Re: Why isn't the constructor of Gtk::Application public?

On Tue, 28 Sep 2021 18:26:51 +0100
Rob Pearce <rob flitspace org uk> wrote:
On 28/09/2021 15:07, phosit autistici org wrote:
If the constructor would be public we and the compiler wouldn't have to
deal with smart pointers:

Gtk::Application app("org.example");
return app.make_window_and_run<MyWindow>(argc, argv);

The Gtk::Application::create function just passes the argument to the
constructor and stores the Gtk::Application in a Glib::RefPtr. Is there
a reason why the constructor isn't public?

At a guess... precisely to prevent you doing what you suggest!

Statically allocated complex class instances are seriously problematic 
in C++ because the order of initialisation and instantiation of "static" 
objects is very poorly defined. There were many places in GTKmm 2.4 
where objects that could be instantiated statically would simply break. 
The correct approach was always to dynamically generate a singleton and 
use that, thus providing a guaranteed order of creation.

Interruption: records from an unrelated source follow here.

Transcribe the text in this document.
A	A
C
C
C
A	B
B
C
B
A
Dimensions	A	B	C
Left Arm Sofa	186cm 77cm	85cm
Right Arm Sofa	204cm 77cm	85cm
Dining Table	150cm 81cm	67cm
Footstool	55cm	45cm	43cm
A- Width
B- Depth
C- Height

I doubt anyone is going to attempt to construct a Gtk::Application
object statically, and the fact that such objects are held by
Glib::RefPtr doesn't stop you doing so anyway, in the sense that you
could attempt to call Gtk::Application::create() before main is
entered in order to initialize a RefPtr in namespace scope.  That
almost certainly wouldn't work though because you can't initialize GTK

I suspect the real reason is that GtkApplication derives from
GApplication which derives from GObject rather than GInitiallyUnowned.
Such objects are conventionally held by Glib::RefPtr in the gtkmm
wrapper.  Types which derive from GInitiallyUnowned, such as widgets,
conventionally do not.  It didn't necessarily need to be that way (that
is an old debate) but that's the way it is.  Consistency is good.